I was awoken at 2:38 in the morning, my sweet 7 year old girl tapped my shoulder and whispered, “mom,” as I rolled over trying to wake myself up enough to see what was happening, I heard her precious silent voice continue, “sometimes I feel like I don’t belong in this family because I’m adopted.”   Wowser, that was a tough one to wake up to. It was also one that I knew ‘full-awakeness’ was now required. I pulled her in bed between my husband and me and we cuddled and talked for awhile. My sweet girl, expressing her heart felt reality, but also expressing that she didn’t know why she felt the way she did. We hugged, loved and talked. I told her how sorry I was that she felt the way she did and expressed my love to her. She responded to me more than once, “I know you love me, I know dad loves me, I just don’t know why I feel this way.”

 

Fast forward five days, another situation of deep grief releasing itself. This time in the form of disrespectful eye rolling. This night she was completely okay with showing me that she was angry, she didn’t care what the consequence may be and she would boldly show her anger. I heard from her room loudly this time, “I don’t belong in this family!” It hits like a punch in the gut. My fear kicks in, my sadness and my feelings of helplessness. How do you convince a child that she belongs in your family? The reality is, I don’t think you can “convince” they just have to find a way to believe it. I knew what I could do was sit by her bed and wait. She was willing to talk (scream actually) at me and through loud tears this time she said again, “I don’t feel like I belong in this family because I am adopted.” She continued to say, “I hate hearing people talk about their families and I don’t feel like I belong in mine.” The grief, deep, deep grief of losing her birth family. She told me that she wished she didn’t have different skin than the rest of us and it is so hard to be adopted.

 

Every person in our family belongs in our family, God designed for each to be in the place they are and arrive in the manner that they did, but how do you convince someone of that?   I shared with her that she absolutely belongs and that what I think she is actually going through is deep sadness about not having her birth family.
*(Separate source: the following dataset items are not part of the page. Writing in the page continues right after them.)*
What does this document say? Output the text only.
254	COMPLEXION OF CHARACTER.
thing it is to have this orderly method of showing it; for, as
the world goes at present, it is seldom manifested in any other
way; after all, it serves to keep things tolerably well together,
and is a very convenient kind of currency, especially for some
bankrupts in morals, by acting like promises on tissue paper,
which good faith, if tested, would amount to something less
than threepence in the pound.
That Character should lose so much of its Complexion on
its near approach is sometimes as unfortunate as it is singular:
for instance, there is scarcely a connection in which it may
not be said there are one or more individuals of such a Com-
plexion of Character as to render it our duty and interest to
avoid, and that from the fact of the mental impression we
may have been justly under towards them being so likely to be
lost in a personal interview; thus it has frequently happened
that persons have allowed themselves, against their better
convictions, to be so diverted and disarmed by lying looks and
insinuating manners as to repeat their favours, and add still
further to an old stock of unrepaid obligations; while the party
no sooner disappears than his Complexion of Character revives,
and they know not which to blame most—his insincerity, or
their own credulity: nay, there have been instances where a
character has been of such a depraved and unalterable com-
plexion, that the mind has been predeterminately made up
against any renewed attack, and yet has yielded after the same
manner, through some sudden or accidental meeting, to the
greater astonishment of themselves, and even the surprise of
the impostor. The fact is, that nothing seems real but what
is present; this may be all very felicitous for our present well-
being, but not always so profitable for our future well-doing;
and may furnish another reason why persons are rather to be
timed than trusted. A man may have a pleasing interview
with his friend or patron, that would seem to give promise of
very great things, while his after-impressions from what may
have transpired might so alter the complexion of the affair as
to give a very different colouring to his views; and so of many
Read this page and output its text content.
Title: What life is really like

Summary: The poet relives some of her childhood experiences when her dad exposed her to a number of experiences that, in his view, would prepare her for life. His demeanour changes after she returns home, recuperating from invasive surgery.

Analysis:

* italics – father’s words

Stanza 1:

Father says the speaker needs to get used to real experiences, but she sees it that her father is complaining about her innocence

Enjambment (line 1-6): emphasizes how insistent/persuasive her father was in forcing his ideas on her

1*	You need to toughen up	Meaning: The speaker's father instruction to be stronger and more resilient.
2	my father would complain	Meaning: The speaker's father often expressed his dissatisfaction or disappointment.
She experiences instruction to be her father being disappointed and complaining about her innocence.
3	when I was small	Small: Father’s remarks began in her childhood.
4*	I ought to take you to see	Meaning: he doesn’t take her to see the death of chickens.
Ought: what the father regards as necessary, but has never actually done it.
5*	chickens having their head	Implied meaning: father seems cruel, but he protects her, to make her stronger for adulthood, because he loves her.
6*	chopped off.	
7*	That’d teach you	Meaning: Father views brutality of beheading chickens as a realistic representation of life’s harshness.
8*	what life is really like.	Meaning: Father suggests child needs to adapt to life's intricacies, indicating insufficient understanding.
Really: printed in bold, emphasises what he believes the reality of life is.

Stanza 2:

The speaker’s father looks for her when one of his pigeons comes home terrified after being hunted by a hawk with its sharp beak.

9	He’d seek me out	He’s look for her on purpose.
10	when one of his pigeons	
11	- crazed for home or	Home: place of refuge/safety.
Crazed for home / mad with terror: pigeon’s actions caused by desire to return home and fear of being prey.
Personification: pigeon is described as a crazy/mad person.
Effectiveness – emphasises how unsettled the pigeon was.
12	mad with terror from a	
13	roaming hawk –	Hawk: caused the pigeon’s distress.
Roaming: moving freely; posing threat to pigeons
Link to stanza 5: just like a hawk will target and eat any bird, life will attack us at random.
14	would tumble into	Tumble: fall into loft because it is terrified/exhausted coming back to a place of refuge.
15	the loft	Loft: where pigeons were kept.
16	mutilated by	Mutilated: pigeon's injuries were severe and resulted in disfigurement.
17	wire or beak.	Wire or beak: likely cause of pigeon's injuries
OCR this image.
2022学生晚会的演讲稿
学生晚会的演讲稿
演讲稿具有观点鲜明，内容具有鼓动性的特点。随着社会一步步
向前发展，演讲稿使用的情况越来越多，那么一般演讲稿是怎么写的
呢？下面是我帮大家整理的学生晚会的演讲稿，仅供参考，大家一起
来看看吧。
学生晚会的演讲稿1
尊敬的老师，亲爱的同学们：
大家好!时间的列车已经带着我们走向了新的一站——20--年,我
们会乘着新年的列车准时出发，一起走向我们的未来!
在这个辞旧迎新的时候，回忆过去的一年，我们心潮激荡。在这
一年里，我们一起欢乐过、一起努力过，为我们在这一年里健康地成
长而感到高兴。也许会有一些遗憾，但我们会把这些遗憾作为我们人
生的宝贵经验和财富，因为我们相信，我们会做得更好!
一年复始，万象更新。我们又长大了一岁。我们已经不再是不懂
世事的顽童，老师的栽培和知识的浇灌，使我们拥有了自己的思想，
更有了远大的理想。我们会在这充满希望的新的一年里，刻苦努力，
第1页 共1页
I said a couple of times that sadness is different than not belonging. She absolutely belongs, but what she is actually feeling is sadness and grief. She finally got out of her bed, came to me and held on to me in my lap and we cried.   In this moment, through these tears, she revealed to me that last fall at the beginning of the school year they made a family tree where they included family members and pets. She shared that it was really hard for her because it made her think about what her family tree would look like if she was still with her birth family. It makes me so sad when I am faced with the reality that she has grief she is dealing with when we don’t even know it. I mean, I guess I do recognize times when I know she is struggling but to know the details of what has impacted her current grief, we often aren’t privy to that ahead of time.

 

We were able to talk about sadness, grief and what it means to experience a loss. I shared a major loss from my life related to my parents and also one that I know her dad has experienced related to his mom. An attempt to connect, to help her know that we understand grief and sadness related to loss and that we always want her to be able to express that loss. With each example and sharing how I know she needs to express her sadness, she held me tighter and told me she loved me. She then finally told me, “I am feeling better now and I think I can go to bed.”   Another moment on this journey of adoptive parenting where I have no idea if I am doing it right. No idea if she will accept that she does belong and no idea how she will continue to work through her grief. I am incredibly grateful for her willingness to talk to me. I am so thankful for a girl who expresses loudly what she is feeling even though hearing her hurt is so incredibly heart breaking. Being a transracially adopted child she has a constant reminder, not only when she looks at her family, but also when we are out in the community. My hope that night was that she was able to, even for just a moment, replace her label of “adopted” with a label of “belongs.”

 

Lord please help us on this journey. Please give each adoptive family the tools needed to respond to the things their kiddos are going through. Help us to embrace our children’s grief and loss and give us the words to say to our kids. Please heal these deep loss wounds, help these precious children receive healing in this grief. Thank you Lord for giving us a place to belong and help each of our children to know that not only do they belong in our families, but that they also belong in Your family!